Sunday, 17 March 2013

After Cyprus: what time the short squeeze?

There has been for the last 24 hours widespread hysteria among the commenting classes about the supposed Lehman II, The Sequel-type significance of the 6.5% to 9.9% haircut imposed this week-end on Cypriot account holders.

According to their myopic and apocalyptic reading, a moderate haircut on a few people who were getting large deposit rates (6% etc) for the best part of the last 3 years in order to compensate for the obvious and well-known risk of leaving their money in long-economically bankrupt Cypriot banks, will in fact trigger the mother of all bank runs in Southern Europe.

Obviously, the fact that the Eurozone crisis is foremost a political and institutional crisis, not a financial one, has been lost on them. I can understand the boringly traditional - I have seen it at work so many times - North American incomprehension at the complicated workings of a Continent with not one but - how mind-boggling! - several different national states. This failure to encompass European political issues basically makes Americans today routinely translate the Cyprus thing as the pan-European equivalent of the FDIC suddenly closing down for the whole of the US.

Well, as those guys probably will find out quickly enough next week, this ain't the US and this ain't the FDIC. Sell on Monday morning and get short-squeezed by XXXday afternoon is probably how it will run again, especially as the bank run in Southern Europe already happened a few years ago, remember those Target 2 balances? And getting short on old news is one of the surest recipes for disaster I know.    

In fact, the EU-wide decision of not getting European taxpayers to pay for the governance-free, intentional free-riding of another midget-state is probably the best medium-term news to come out of Brussels for a long, long time and shows some realism finally creeping into what has been so far a globally denialist management of the crisis. It at last shows national states that their responsibility actually starts somewhere and that not everything is permissible for ever, a healthy warning.

Greece was peripheral to European construction, and European taxpayers have paid dearly, but Cyprus is not even that.

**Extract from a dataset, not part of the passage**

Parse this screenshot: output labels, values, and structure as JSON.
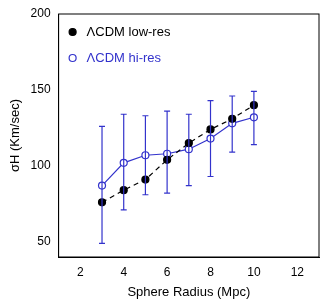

Frankly, who cares about it at all, except because we have to, thanks to some reckless accession treaty we once signed to please ... Greece. And as to the domestic political consequences of  the marginal difference of some "ordinary" Cypriots being taxed 6.5% of their cash holdings, instead of all law-abiding "ordinary" Cypriots - i.e. taxpayers - getting taxed, well, who could care? 


Alexandre Delaigue said...

It won't surprise you that I disagree on this one.

- "pour encourager les autres" might work, if there is a rule. There is not here. Every country is different. The "midget" pays more.

- The question is indeed political. But cypriot voters did what Europe asked : they voted for the europe guy. And they are screwed to protect the chances of a russian help. Why not limiting haircuts on foreign depositors? That would have been responsible.

- Interest rates on deposits in cyprus are irrelevant. It's like saying "you didn't know all euros are not the same? Well, you know now". It is very, very dangerous. Either european leaders can convince that this won't happen again (and they are already saying that this may well happen again) it means the eurozone is a currency peg, not a single currency. We are now estimating that there won't be a bank run because of transaction costs. this is precisely a currency peg argument.

- Even whithout a bank run (that I think won't happen) the answer now (as pisani-ferry said) is to put your money in germany, switzerland or Luxembourg. Which is precisely what OMT's had stopped and started to reverse. It's creating more imbalances and more long term problems.

- Cost-benefit doesn't work here, compared to a solution with bondholders taken and bigger haircut to non-residents, protecting people under the 100 000 euros deposit protection threshold. All the above mentionned costs will be supported for what? A feel good feeling of morals against a smallish tax haven?

Henri Tournyol du Clos said...

1 - The midget pays more - Well, no, as a matter of fact, that's not a rule. Iceland, even more of a midget, managed to get out for free from what was roughly the same kind of huge confidence trick.

2 - "Political" means European politics. Internal Cypriot politics are 95%+ irrelevant. Their internal agreements are of little import to hard, external reality (their banks are broke and the ECB can pull the plug at any time). It is much more important to convince Northern European voters not to halt Euro-Zone institution building than to now go out of our way to buddy-up to Cypriots who anyway do not have a choice and whom we have had to strong-arm into facing reality anyway.

3 - Interest rates on Cypriot deposits are certainly not irrelevant, quite the contrary. If you get 6% to put your term deposits in (Cypriot) Bank A rather than 0.50% in (Reputable) Bank B, then you are getting paid for assuming credit risk. This is the very basis of interest rate markets.

4 - OMT is not in use, will come in handy in the eventuality a bank run actually happens in one of the hard-pressed states (Italy, Spain, etc) that cannot afford to recapitalize its banks.

5 - Cyprus is foremost a tax haven to Cypriots, I hear, very much like Greece is a tax haven for Greeks... The below-insurance threshold haircut looks more to me like a fiscal expedient to actually tax unwilling local taxpayers, and will be of little importance to, er, anyone on the planet who is not a Cypriot taxpayer, ie roughly 7bn people.